The growth speed for the product of consecutive digits in Lüroth expansions

Abstract

For \(x\in [0,1),\) let \([d_{1}(x),d_{2}(x),\ldots ]\) be its Lüroth expansion and \(\big \{\frac{p_{n}(x)}{q_{n}(x)}, n\ge 1\big \}\) be the sequence of convergents of x.

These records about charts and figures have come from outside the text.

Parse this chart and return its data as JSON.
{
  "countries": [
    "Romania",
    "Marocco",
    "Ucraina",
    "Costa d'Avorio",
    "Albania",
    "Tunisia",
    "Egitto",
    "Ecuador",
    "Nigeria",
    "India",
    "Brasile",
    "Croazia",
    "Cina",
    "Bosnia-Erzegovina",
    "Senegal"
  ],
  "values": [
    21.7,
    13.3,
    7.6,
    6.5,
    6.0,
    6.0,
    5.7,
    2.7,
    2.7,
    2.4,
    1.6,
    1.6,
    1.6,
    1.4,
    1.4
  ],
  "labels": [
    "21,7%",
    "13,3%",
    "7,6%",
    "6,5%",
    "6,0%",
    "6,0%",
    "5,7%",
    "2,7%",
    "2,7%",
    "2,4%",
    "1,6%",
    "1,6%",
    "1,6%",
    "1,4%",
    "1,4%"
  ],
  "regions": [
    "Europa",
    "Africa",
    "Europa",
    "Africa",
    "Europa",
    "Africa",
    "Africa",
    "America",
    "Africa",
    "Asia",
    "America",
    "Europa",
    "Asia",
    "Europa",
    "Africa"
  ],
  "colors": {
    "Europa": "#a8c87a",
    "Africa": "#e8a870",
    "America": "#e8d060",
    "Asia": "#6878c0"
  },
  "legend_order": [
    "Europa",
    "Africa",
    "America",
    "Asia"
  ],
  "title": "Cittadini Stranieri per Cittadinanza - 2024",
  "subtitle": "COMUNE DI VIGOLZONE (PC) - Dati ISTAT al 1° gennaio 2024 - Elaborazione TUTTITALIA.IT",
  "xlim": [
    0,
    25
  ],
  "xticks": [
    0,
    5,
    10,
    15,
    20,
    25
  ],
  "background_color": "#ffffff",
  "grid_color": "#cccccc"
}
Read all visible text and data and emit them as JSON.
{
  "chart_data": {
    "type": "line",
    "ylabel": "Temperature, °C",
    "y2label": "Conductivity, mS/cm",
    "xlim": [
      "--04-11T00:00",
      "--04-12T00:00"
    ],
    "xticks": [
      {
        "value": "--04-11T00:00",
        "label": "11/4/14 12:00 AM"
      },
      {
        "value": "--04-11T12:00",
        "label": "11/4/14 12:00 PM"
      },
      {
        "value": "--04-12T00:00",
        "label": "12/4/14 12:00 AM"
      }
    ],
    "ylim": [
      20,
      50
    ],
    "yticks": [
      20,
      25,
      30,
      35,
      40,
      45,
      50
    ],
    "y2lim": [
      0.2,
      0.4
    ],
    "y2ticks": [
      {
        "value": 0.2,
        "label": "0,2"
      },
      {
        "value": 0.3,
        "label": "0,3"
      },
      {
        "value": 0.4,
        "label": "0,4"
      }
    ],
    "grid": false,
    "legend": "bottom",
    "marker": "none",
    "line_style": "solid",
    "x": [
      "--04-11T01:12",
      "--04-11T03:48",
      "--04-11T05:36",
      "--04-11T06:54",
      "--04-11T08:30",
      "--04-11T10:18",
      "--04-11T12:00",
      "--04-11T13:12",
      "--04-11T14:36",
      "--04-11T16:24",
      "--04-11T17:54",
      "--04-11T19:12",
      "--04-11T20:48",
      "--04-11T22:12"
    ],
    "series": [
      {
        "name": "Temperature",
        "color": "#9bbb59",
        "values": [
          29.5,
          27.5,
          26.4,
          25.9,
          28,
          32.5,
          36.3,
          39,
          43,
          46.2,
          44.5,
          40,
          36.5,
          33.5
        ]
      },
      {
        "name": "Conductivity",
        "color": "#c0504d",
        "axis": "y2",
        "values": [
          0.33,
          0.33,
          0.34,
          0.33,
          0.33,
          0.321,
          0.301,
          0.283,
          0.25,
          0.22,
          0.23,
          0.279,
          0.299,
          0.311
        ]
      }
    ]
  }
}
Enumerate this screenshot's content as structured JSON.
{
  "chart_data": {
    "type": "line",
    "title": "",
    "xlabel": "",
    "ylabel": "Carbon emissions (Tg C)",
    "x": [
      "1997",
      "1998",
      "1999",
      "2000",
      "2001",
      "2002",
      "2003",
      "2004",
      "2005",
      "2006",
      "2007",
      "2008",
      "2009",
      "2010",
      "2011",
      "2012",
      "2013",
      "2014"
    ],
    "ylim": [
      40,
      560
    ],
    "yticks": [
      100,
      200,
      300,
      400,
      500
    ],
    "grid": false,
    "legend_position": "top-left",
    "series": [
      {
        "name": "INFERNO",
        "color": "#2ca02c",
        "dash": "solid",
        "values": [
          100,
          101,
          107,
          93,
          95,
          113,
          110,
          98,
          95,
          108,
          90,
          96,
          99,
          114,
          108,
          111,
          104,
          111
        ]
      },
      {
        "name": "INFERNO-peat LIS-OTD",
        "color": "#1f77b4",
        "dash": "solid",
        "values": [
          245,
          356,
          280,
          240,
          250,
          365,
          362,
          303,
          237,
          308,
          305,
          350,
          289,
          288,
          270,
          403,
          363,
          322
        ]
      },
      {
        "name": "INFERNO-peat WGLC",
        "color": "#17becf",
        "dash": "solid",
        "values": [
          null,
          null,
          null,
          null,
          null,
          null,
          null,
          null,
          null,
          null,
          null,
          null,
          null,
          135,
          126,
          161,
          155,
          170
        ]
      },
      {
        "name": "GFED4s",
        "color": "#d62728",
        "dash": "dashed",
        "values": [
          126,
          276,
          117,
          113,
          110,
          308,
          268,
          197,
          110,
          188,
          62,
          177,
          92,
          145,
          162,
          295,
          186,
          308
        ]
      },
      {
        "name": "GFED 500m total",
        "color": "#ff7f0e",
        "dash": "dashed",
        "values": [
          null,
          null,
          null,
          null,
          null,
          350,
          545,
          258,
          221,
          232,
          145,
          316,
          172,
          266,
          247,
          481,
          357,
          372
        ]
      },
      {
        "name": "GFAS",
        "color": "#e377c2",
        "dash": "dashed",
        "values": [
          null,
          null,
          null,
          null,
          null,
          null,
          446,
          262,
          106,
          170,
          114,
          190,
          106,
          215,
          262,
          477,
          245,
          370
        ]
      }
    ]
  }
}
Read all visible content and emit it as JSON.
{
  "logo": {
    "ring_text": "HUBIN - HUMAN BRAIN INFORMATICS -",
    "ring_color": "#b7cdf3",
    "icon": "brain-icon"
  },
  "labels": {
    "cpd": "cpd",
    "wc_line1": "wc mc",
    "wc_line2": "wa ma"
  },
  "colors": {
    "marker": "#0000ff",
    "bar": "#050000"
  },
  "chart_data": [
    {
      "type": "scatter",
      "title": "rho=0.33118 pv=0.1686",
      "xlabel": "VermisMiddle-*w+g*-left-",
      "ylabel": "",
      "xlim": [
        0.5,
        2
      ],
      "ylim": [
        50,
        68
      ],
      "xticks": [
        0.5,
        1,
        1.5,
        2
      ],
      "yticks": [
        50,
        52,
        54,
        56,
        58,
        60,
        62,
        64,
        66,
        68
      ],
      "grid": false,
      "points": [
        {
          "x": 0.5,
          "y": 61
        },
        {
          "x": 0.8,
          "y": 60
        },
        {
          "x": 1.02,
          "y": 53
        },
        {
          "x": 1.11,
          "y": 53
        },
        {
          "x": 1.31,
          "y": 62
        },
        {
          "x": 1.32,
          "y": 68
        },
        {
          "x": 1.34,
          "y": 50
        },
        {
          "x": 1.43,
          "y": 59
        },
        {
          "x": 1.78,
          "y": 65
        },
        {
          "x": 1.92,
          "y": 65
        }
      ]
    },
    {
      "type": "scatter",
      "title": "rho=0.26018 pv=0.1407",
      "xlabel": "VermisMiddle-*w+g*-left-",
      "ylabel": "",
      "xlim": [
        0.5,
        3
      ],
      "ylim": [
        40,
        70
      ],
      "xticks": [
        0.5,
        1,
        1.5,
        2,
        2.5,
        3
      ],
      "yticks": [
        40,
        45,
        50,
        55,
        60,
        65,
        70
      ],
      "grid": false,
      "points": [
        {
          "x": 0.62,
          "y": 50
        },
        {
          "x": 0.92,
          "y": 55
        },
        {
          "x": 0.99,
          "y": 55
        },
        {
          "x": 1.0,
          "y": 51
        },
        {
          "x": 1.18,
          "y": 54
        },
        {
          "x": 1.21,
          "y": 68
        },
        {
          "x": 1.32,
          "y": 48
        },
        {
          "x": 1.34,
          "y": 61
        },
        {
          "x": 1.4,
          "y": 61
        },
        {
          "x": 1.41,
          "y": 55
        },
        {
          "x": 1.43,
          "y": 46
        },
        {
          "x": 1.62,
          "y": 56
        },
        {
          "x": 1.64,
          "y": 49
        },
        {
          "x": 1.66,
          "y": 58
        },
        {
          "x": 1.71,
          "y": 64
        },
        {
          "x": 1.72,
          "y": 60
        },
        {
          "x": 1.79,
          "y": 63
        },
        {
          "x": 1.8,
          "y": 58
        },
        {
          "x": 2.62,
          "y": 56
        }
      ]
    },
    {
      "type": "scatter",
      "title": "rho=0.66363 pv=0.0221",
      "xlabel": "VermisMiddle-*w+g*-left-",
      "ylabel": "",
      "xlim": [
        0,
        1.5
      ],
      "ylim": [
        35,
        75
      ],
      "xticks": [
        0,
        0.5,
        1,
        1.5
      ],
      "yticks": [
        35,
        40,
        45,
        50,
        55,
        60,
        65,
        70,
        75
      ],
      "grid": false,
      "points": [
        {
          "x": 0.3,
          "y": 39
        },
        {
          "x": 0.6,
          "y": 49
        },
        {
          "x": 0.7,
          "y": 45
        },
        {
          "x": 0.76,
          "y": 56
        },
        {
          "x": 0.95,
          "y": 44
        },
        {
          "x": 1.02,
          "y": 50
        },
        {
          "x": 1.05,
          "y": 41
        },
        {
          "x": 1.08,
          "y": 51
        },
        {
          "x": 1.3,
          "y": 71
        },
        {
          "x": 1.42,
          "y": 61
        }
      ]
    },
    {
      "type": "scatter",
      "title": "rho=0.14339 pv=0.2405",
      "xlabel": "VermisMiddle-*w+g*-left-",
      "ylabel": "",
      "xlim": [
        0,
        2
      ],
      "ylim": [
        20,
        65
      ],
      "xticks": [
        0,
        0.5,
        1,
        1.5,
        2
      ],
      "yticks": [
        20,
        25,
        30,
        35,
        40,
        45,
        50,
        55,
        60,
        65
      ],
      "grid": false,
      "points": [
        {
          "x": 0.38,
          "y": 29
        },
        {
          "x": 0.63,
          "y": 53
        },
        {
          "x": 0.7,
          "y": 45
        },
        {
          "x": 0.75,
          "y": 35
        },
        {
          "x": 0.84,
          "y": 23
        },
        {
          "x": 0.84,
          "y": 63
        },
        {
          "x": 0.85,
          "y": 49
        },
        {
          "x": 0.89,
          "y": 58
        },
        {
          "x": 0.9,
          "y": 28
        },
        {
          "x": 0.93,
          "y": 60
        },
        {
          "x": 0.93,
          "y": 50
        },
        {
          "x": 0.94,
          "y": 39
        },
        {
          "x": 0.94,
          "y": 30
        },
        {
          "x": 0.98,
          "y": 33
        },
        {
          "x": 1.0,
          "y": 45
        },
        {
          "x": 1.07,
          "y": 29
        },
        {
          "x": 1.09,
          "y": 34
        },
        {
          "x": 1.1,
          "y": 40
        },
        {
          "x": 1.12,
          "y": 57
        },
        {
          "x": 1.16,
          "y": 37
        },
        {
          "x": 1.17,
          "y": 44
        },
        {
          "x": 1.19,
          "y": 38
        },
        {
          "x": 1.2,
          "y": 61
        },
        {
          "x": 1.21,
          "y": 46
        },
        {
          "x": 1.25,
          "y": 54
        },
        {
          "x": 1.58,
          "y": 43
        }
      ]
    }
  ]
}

For \(\alpha , \beta \in [0,+\infty )\) with \(\alpha \le \beta ,\) we define the exceptional sets

$$\begin{aligned} E(\beta )=\Big \{x\in [0,1):\limsup _{n\rightarrow \infty }\frac{\log \big ( d_{n}(x)d_{n+1}(x)\big )}{\log q_{n}(x)}=\beta \Big \} \end{aligned}$$

and

$$\begin{aligned} F(\alpha ,\beta )= & {} \Big \{x\in [0,1):\liminf _{n\rightarrow \infty }\frac{\log \big ( d_{n}(x)d_{n+1}(x)\big )}{\log q_{n}(x)}=\alpha ,\\&\quad \limsup _{n\rightarrow \infty }\frac{\log \big ( d_{n}(x)d_{n+1}(x)\big )}{\log q_{n}(x)}=\beta \Big \}. \end{aligned}$$

In this paper, we completely determine the Hausdorff dimension of sets \(E(\beta )\) and \(F(\alpha ,\beta ).\)